Background Ultrasonography has proved more sensitive than physical examination to detect synovitis in rheumatoid arthritis, so we believe it can be useful to identify subclinical joint involvement in patients with Inflammatory Bowel Disease (IBD).
Objectives To evaluate the presence of synovitis with power Doppler ultrasonography (PDUS) in IBD patients without clinically evident musculoskeletal disease and to investigate its correlation with IBD variables.
Methods Cross-sectional study with prospective recruitment of IBD patients, without clinically overt musculoskeletal signs or symptoms, who attended the Gastroenterology out-patients clinic for follow-up during 2013. Gastroenterological, rheumatological and PDUS evaluation, blind to each other, were performed. Clinical assessment included demographics, comorbidities, IBD characteristics (activity, phenotype, evolution time and clinical subtype), work and sport activities and musculoskeletal clinical examination. PDUS evaluation consisted of the detection of grey scale (GS) synovitis and synovial power Doppler (PD) signal in 44 joints (bilateral sternoclavicular, acromioclavicular, glenohumeral, elbow, carpal, MCP, PIP, knee, ankle and MTP joints) using a LOGIQ7 General Electric machine with a 12-MHz linear array transducer. PDUS variables were scored binary (present/absent) and semiquantitatively. Statistical analysis: continuous variables are expressed as mean ± SD or range and categorical variables as number of cases (%).

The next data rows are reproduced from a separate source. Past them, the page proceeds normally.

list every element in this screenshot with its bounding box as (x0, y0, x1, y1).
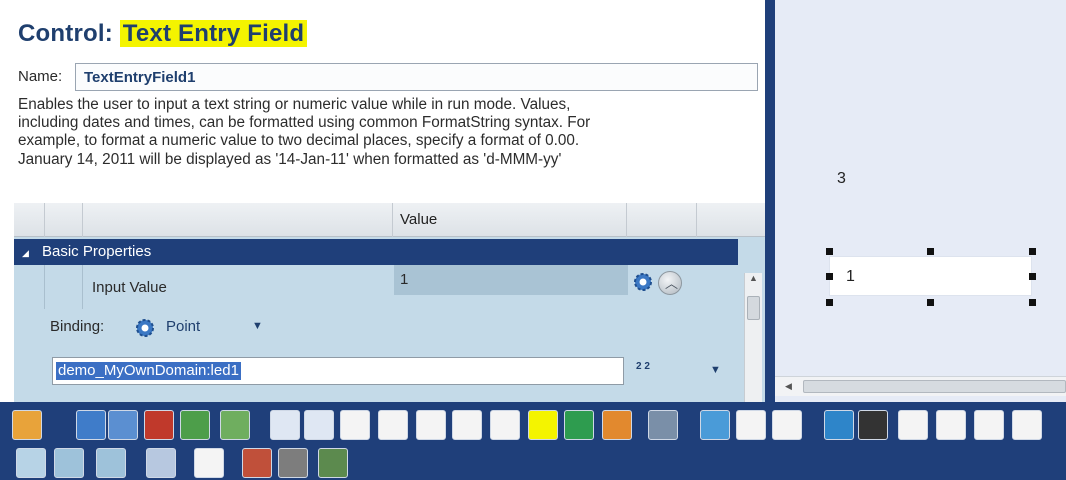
resize-handle[interactable] (1029, 299, 1036, 306)
gauge-blue-icon[interactable] (824, 410, 854, 440)
property-grid: Value ◢ Basic Properties Input Value 1 ︿… (14, 203, 765, 402)
description-line: Enables the user to input a text string … (18, 96, 571, 113)
column-divider (82, 265, 83, 309)
page-title: Control: Text Entry Field (18, 20, 308, 48)
property-grid-body: ◢ Basic Properties Input Value 1 ︿ Bindi… (14, 237, 765, 402)
binding-row: Binding: Point ▼ (14, 311, 738, 345)
scrollbar-thumb[interactable] (803, 380, 1066, 393)
chevron-down-icon[interactable]: ▼ (710, 364, 721, 376)
property-value-input[interactable]: 1 (394, 265, 628, 295)
thermometer-icon[interactable] (318, 448, 348, 478)
resize-handle[interactable] (927, 248, 934, 255)
text-entry-2-icon[interactable] (564, 410, 594, 440)
horizontal-scrollbar[interactable]: ◀ (775, 376, 1066, 396)
scroll-left-icon[interactable]: ◀ (785, 381, 792, 392)
chevron-up-icon: ︿ (665, 276, 679, 291)
resize-handle[interactable] (1029, 248, 1036, 255)
selected-text-entry-field[interactable]: 1 (829, 256, 1032, 296)
properties-panel: Control: Text Entry Field Name: Enables … (0, 0, 767, 402)
column-divider (44, 203, 45, 237)
column-divider (44, 265, 45, 309)
name-input[interactable] (75, 63, 758, 91)
settings-icon[interactable] (146, 448, 176, 478)
name-row: Name: (18, 63, 762, 91)
trend-chart-2-icon[interactable] (220, 410, 250, 440)
collapse-button[interactable]: ︿ (658, 271, 682, 295)
clock-icon[interactable] (772, 410, 802, 440)
semicircle-gauge-icon[interactable] (1012, 410, 1042, 440)
resize-handle[interactable] (1029, 273, 1036, 280)
led-grey-icon[interactable] (278, 448, 308, 478)
column-divider (626, 203, 627, 237)
description-line: example, to format a numeric value to tw… (18, 132, 580, 150)
phone-icon[interactable] (648, 410, 678, 440)
title-control-type: Text Entry Field (119, 20, 308, 47)
control-description: Enables the user to input a text string … (18, 96, 758, 169)
vertical-slider-icon[interactable] (936, 410, 966, 440)
bell-icon[interactable] (12, 410, 42, 440)
point-input-text: demo_MyOwnDomain:led1 (56, 362, 241, 380)
calendar-icon[interactable] (700, 410, 730, 440)
point-row: demo_MyOwnDomain:led1 2 2 ▼ (14, 355, 738, 389)
description-line: including dates and times, can be format… (18, 114, 591, 132)
title-prefix: Control: (18, 20, 120, 47)
rectangle-icon[interactable] (54, 448, 84, 478)
sparkline-icon[interactable] (898, 410, 928, 440)
ellipse-icon[interactable] (16, 448, 46, 478)
category-basic-properties[interactable]: ◢ Basic Properties (14, 239, 738, 265)
resize-handle[interactable] (826, 299, 833, 306)
resize-handle[interactable] (826, 273, 833, 280)
calendar-15-icon[interactable] (736, 410, 766, 440)
panel-icon[interactable] (108, 410, 138, 440)
window-icon[interactable] (76, 410, 106, 440)
scroll-up-icon[interactable]: ▲ (749, 273, 758, 283)
binding-type-select[interactable]: Point (166, 318, 200, 335)
text-entry-icon[interactable] (528, 410, 558, 440)
text-entry-value: 1 (846, 268, 855, 285)
point-picker-icon[interactable]: 2 2 (636, 361, 658, 383)
design-canvas[interactable]: 3 1 ◀ (775, 0, 1066, 402)
download-icon[interactable] (602, 410, 632, 440)
panel-splitter[interactable] (765, 0, 775, 402)
frame-icon[interactable] (490, 410, 520, 440)
gear-icon[interactable] (134, 317, 156, 339)
button-icon[interactable] (270, 410, 300, 440)
vertical-scrollbar[interactable]: ▲ ▼ (744, 273, 762, 402)
resize-handle[interactable] (927, 299, 934, 306)
scrollbar-thumb[interactable] (747, 296, 760, 320)
gear-icon[interactable] (632, 271, 654, 293)
binding-label: Binding: (50, 318, 105, 335)
gauge-dark-icon[interactable] (858, 410, 888, 440)
checkbox-2-icon[interactable] (378, 410, 408, 440)
value-column-header: Value (400, 211, 438, 228)
bar-chart-icon[interactable] (144, 410, 174, 440)
radio-icon[interactable] (416, 410, 446, 440)
scatter-chart-icon[interactable] (974, 410, 1004, 440)
controls-toolbox (0, 402, 1066, 480)
resize-handle[interactable] (826, 248, 833, 255)
triangle-down-icon[interactable]: ◢ (22, 248, 29, 259)
description-line: January 14, 2011 will be displayed as '1… (18, 150, 562, 168)
checkbox-icon[interactable] (340, 410, 370, 440)
text-label-icon[interactable] (194, 448, 224, 478)
chevron-down-icon[interactable]: ▼ (252, 320, 263, 332)
label-icon[interactable] (452, 410, 482, 440)
column-divider (82, 203, 83, 237)
button-2-icon[interactable] (304, 410, 334, 440)
rounded-rectangle-icon[interactable] (96, 448, 126, 478)
canvas-label[interactable]: 3 (837, 170, 846, 188)
name-label: Name: (18, 68, 63, 85)
category-label: Basic Properties (42, 243, 152, 260)
column-divider (392, 203, 393, 237)
trend-chart-icon[interactable] (180, 410, 210, 440)
led-red-icon[interactable] (242, 448, 272, 478)
property-grid-header: Value (14, 203, 765, 237)
property-name: Input Value (92, 279, 167, 296)
column-divider (696, 203, 697, 237)
property-row-input-value[interactable]: Input Value 1 ︿ (14, 265, 738, 309)
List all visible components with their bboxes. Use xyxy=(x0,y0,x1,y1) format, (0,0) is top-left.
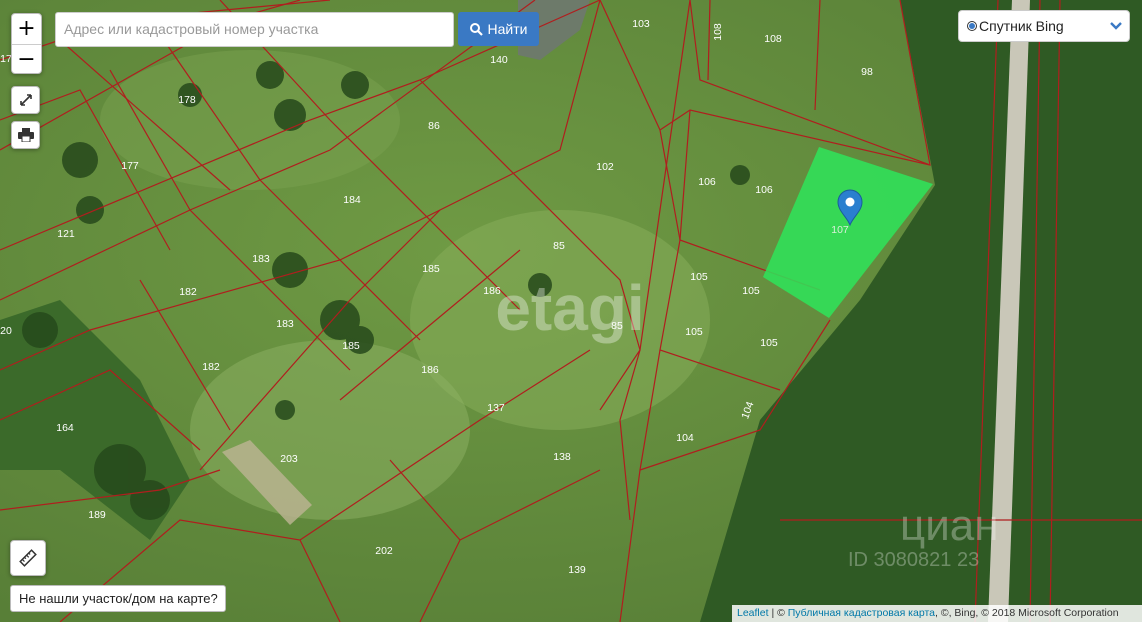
selected-parcel-number: 107 xyxy=(831,224,849,236)
parcel-number-label: 104 xyxy=(676,432,694,444)
parcel-number-label: 137 xyxy=(487,402,505,414)
parcel-number-label: 106 xyxy=(755,184,773,196)
zoom-in-button[interactable]: + xyxy=(12,14,41,45)
parcel-number-label: 183 xyxy=(252,253,270,265)
parcel-number-label: 102 xyxy=(596,161,614,173)
parcel-number-label: 185 xyxy=(342,340,360,352)
layer-select-label: Спутник Bing xyxy=(979,18,1064,34)
fullscreen-icon xyxy=(19,94,32,106)
parcel-number-label: 182 xyxy=(179,286,197,298)
print-icon xyxy=(17,128,34,142)
leaflet-link[interactable]: Leaflet xyxy=(737,607,769,619)
not-found-button[interactable]: Не нашли участок/дом на карте? xyxy=(10,585,226,612)
zoom-control: + − xyxy=(11,13,42,74)
find-button-label: Найти xyxy=(487,21,528,37)
parcel-number-label: 184 xyxy=(343,194,361,206)
layer-select[interactable]: Спутник Bing xyxy=(958,10,1130,42)
fullscreen-button[interactable] xyxy=(11,86,40,114)
parcel-number-label: 203 xyxy=(280,453,298,465)
parcel-number-label: 106 xyxy=(698,176,716,188)
parcel-number-label: 98 xyxy=(861,66,873,78)
parcel-number-label: 20 xyxy=(0,325,12,337)
parcel-number-label: 164 xyxy=(56,422,74,434)
watermark-etagi: etagi xyxy=(495,272,644,344)
parcel-number-label: 86 xyxy=(428,120,440,132)
parcel-number-label: 121 xyxy=(57,228,75,240)
attribution-separator: | © xyxy=(768,607,788,619)
parcel-number-label: 177 xyxy=(121,160,139,172)
search-icon xyxy=(469,22,483,36)
parcel-number-label: 138 xyxy=(553,451,571,463)
parcel-number-label: 108 xyxy=(764,33,782,45)
attribution-rest: , ©, Bing, © 2018 Microsoft Corporation xyxy=(935,607,1119,619)
parcel-number-label: 139 xyxy=(568,564,586,576)
parcel-number-label: 189 xyxy=(88,509,106,521)
parcel-number-label: 202 xyxy=(375,545,393,557)
parcel-number-label: 186 xyxy=(421,364,439,376)
parcel-number-label: 183 xyxy=(276,318,294,330)
pkk-link[interactable]: Публичная кадастровая карта xyxy=(788,607,935,619)
radio-selected-icon xyxy=(967,21,977,31)
zoom-out-button[interactable]: − xyxy=(12,45,41,73)
parcel-number-label: 105 xyxy=(690,271,708,283)
search-input[interactable]: Адрес или кадастровый номер участка xyxy=(55,12,454,47)
measure-button[interactable] xyxy=(10,540,46,576)
parcel-number-label: 103 xyxy=(632,18,650,30)
parcel-number-label: 105 xyxy=(760,337,778,349)
satellite-map[interactable]: 103 108 108 98 140 178 86 102 177 106 106 184 121 85 1… xyxy=(0,0,1142,622)
parcel-number-label: 178 xyxy=(178,94,196,106)
map-attribution: Leaflet | © Публичная кадастровая карта,… xyxy=(732,605,1142,622)
find-button[interactable]: Найти xyxy=(458,12,539,46)
print-button[interactable] xyxy=(11,121,40,149)
parcel-number-label: 182 xyxy=(202,361,220,373)
watermark-cian: циан xyxy=(900,501,999,550)
parcel-number-label: 105 xyxy=(742,285,760,297)
watermark-cian-id: ID 3080821 23 xyxy=(848,549,979,571)
parcel-number-label: 140 xyxy=(490,54,508,66)
parcel-number-label: 108 xyxy=(712,23,724,41)
parcel-number-label: 185 xyxy=(422,263,440,275)
parcel-number-label: 105 xyxy=(685,326,703,338)
chevron-down-icon xyxy=(1110,22,1122,30)
ruler-icon xyxy=(19,549,37,567)
parcel-number-label: 85 xyxy=(553,240,565,252)
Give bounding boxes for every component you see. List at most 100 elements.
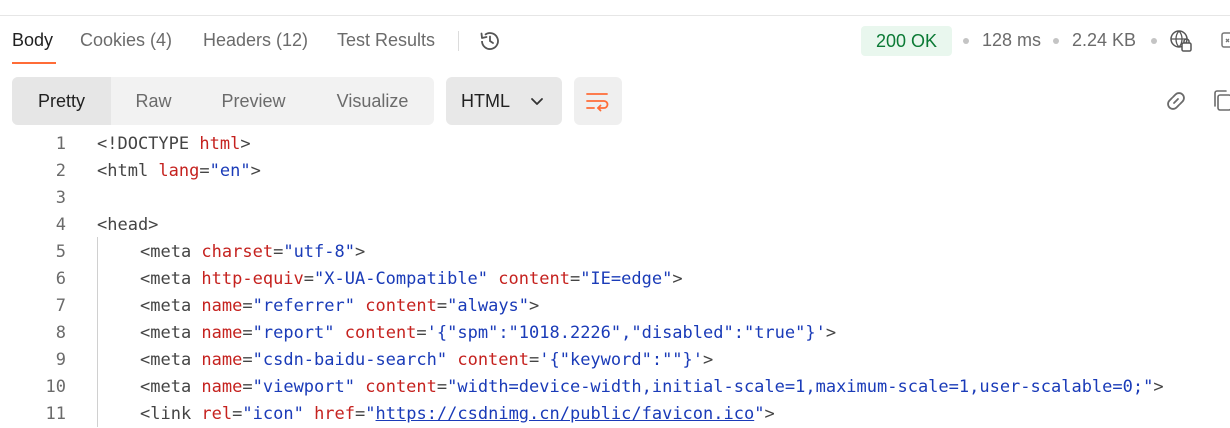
code-token: content bbox=[365, 377, 437, 397]
code-token: <meta bbox=[140, 269, 202, 289]
code-text: <!DOCTYPE html> bbox=[97, 131, 251, 158]
separator-dot bbox=[1053, 38, 1059, 44]
line-number: 7 bbox=[55, 296, 66, 316]
status-badge[interactable]: 200 OK bbox=[861, 26, 952, 56]
code-line: 10 <meta name="viewport" content="width=d… bbox=[0, 374, 1230, 401]
format-select[interactable]: HTML bbox=[446, 77, 562, 125]
view-mode-raw[interactable]: Raw bbox=[111, 77, 196, 125]
code-token: content bbox=[498, 269, 570, 289]
code-token: content bbox=[457, 350, 529, 370]
code-text: <link rel="icon" href="https://csdnimg.c… bbox=[140, 401, 775, 428]
top-divider bbox=[0, 15, 1230, 16]
code-token: <!DOCTYPE bbox=[97, 134, 200, 154]
code-line: 9 <meta name="csdn-baidu-search" content=… bbox=[0, 347, 1230, 374]
line-number: 10 bbox=[45, 377, 66, 397]
code-token: name bbox=[201, 296, 243, 316]
code-token: <meta bbox=[140, 377, 202, 397]
line-number: 4 bbox=[55, 215, 66, 235]
code-token: > bbox=[672, 269, 683, 289]
code-token: "referrer" bbox=[252, 296, 355, 316]
code-text: <meta name="viewport" content="width=dev… bbox=[140, 374, 1164, 401]
code-line: 8 <meta name="report" content='{"spm":"10… bbox=[0, 320, 1230, 347]
code-viewer[interactable]: 1 <!DOCTYPE html> 2 <html lang="en"> 3 4 <head… bbox=[0, 131, 1230, 428]
code-token: > bbox=[250, 161, 261, 181]
code-line: 6 <meta http-equiv="X-UA-Compatible" cont… bbox=[0, 266, 1230, 293]
code-token: = bbox=[436, 296, 448, 316]
code-line: 3 bbox=[0, 185, 1230, 212]
code-token: = bbox=[232, 404, 243, 424]
code-line: 5 <meta charset="utf-8"> bbox=[0, 239, 1230, 266]
code-token: content bbox=[365, 296, 437, 316]
line-number: 8 bbox=[55, 323, 66, 343]
tab-headers[interactable]: Headers (12) bbox=[203, 30, 308, 51]
code-token: = bbox=[242, 377, 253, 397]
code-token: = bbox=[199, 161, 210, 181]
code-line: 4 <head> bbox=[0, 212, 1230, 239]
code-token: = bbox=[569, 269, 581, 289]
code-token: "always" bbox=[447, 296, 530, 316]
response-time[interactable]: 128 ms bbox=[982, 30, 1041, 51]
code-token: = bbox=[355, 404, 366, 424]
code-link[interactable]: https://csdnimg.cn/public/favicon.ico bbox=[376, 404, 755, 424]
separator-dot bbox=[1151, 38, 1157, 44]
code-token: lang bbox=[158, 161, 200, 181]
code-token: rel bbox=[201, 404, 233, 424]
link-icon[interactable] bbox=[1164, 89, 1188, 113]
code-token: '{"spm":"1018.2226","disabled":"true"}' bbox=[426, 323, 826, 343]
code-text: <meta charset="utf-8"> bbox=[140, 239, 365, 266]
code-token: "report" bbox=[252, 323, 335, 343]
line-number: 9 bbox=[55, 350, 66, 370]
globe-lock-icon[interactable] bbox=[1169, 29, 1193, 53]
code-token: href bbox=[314, 404, 356, 424]
code-token: '{"keyword":""}' bbox=[539, 350, 704, 370]
code-token: = bbox=[242, 296, 253, 316]
code-line: 1 <!DOCTYPE html> bbox=[0, 131, 1230, 158]
code-token: <link bbox=[140, 404, 202, 424]
code-token: = bbox=[436, 377, 448, 397]
code-token: <meta bbox=[140, 242, 202, 262]
view-mode-pretty[interactable]: Pretty bbox=[12, 77, 111, 125]
code-text: <html lang="en"> bbox=[97, 158, 261, 185]
code-token: "viewport" bbox=[252, 377, 355, 397]
code-token: <html bbox=[97, 161, 159, 181]
response-size[interactable]: 2.24 KB bbox=[1072, 30, 1136, 51]
line-number: 1 bbox=[55, 134, 66, 154]
separator-dot bbox=[963, 38, 969, 44]
tab-divider bbox=[458, 31, 459, 51]
code-token: " bbox=[754, 404, 765, 424]
code-token: <head> bbox=[97, 215, 159, 235]
code-token: http-equiv bbox=[201, 269, 304, 289]
code-token: = bbox=[416, 323, 427, 343]
code-token: " bbox=[365, 404, 376, 424]
code-token: charset bbox=[201, 242, 274, 262]
wrap-lines-button[interactable] bbox=[574, 77, 622, 125]
code-token: <meta bbox=[140, 323, 202, 343]
code-token: = bbox=[529, 350, 540, 370]
tab-test-results[interactable]: Test Results bbox=[337, 30, 435, 51]
code-line: 7 <meta name="referrer" content="always"> bbox=[0, 293, 1230, 320]
code-line: 11 <link rel="icon" href="https://csdnimg… bbox=[0, 401, 1230, 428]
view-mode-visualize[interactable]: Visualize bbox=[311, 77, 434, 125]
code-text: <meta http-equiv="X-UA-Compatible" conte… bbox=[140, 266, 683, 293]
tab-active-indicator bbox=[12, 62, 56, 64]
code-token: > bbox=[529, 296, 540, 316]
copy-icon[interactable] bbox=[1210, 88, 1230, 114]
history-icon[interactable] bbox=[477, 28, 503, 54]
code-line: 2 <html lang="en"> bbox=[0, 158, 1230, 185]
code-token: <meta bbox=[140, 296, 202, 316]
code-token: html bbox=[199, 134, 241, 154]
code-token: = bbox=[242, 350, 253, 370]
line-number: 11 bbox=[45, 404, 66, 424]
code-token: > bbox=[354, 242, 366, 262]
view-mode-preview[interactable]: Preview bbox=[196, 77, 311, 125]
window-icon[interactable] bbox=[1220, 30, 1230, 50]
code-token: "utf-8" bbox=[283, 242, 355, 262]
code-token: name bbox=[201, 377, 243, 397]
code-token: > bbox=[764, 404, 775, 424]
tab-cookies[interactable]: Cookies (4) bbox=[80, 30, 172, 51]
tab-body[interactable]: Body bbox=[12, 30, 53, 51]
code-text: <meta name="csdn-baidu-search" content='… bbox=[140, 347, 713, 374]
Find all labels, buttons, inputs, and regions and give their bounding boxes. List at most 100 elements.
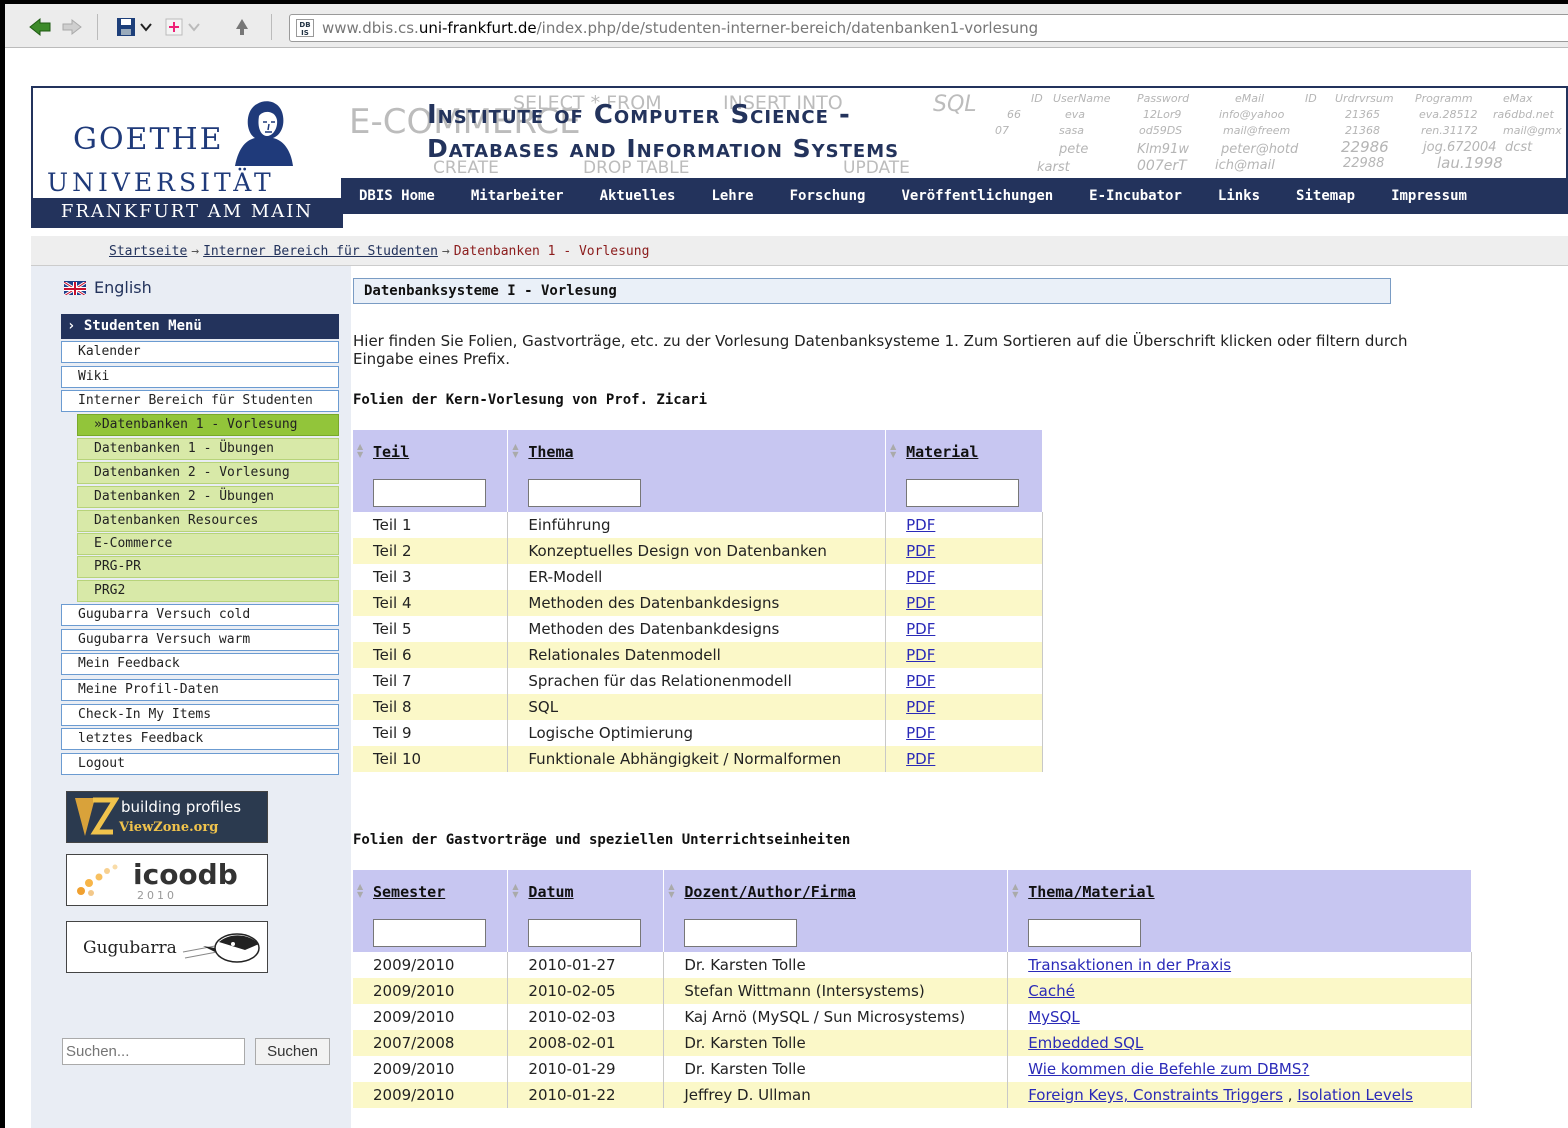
column-header-thema-material[interactable]: ▲ ▼ Thema/Material [1007,870,1472,914]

The associations were evaluated by the Student's t test and Mann-Whitney test for continuous variables and by the χ2 test for categorical ones. Pearson and Spearman correlations of PDUS with clinical and analytical variables were analyzed. The intra-reader agreement for PDUS was estimated in all images obtained. Statistical significance was set at p<0.05 (Stata 10).
Results 23 (56.5% male) IBD patients [9 Crohn's disease (CD) and 14 ulcerative colitis (UC)] have been included so far. Clinical variables: Age 42±12 years, evolution time 9 years (range: 0.1-33), CDAI 28±21, Mayo index 0.4±1, DMARD therapy in 91.3% for 5.5±5.3 years, ESR 12±8.8 mm/h and CRP 0.12±0.14 mg/dl. GS joint effusion and synovial hypertrophy in at least 1 joint were present in 91.3% and 100%, respectively, with poliarticular (≥5 joints) involvement in 47.8% and 74%, respectively, which was mostly of mild or moderate intensity. Mild or moderate PD signal was positive in 47.8% of patients. Joint effusion and synovial hypertrophy were more frequent in MTF, MCF and carpal joints and PD signal in carpal and knee joints. We found no association between PDUS variables and clinical or analytical IBD variables, probably due to the yet small sample size. The intra-reader agreement was high (0.8 intra-class correlation variability).
Conclusions Subclinical joint ultrasound abnormalities are common in patients with IBD, regardless of clinical subtype and even in patients with short evolution time and low intestinal activity. Prospective longitudinal studies are needed to define its predictive value of clinically overt musculoskeletal disease and its association with structural deterioration.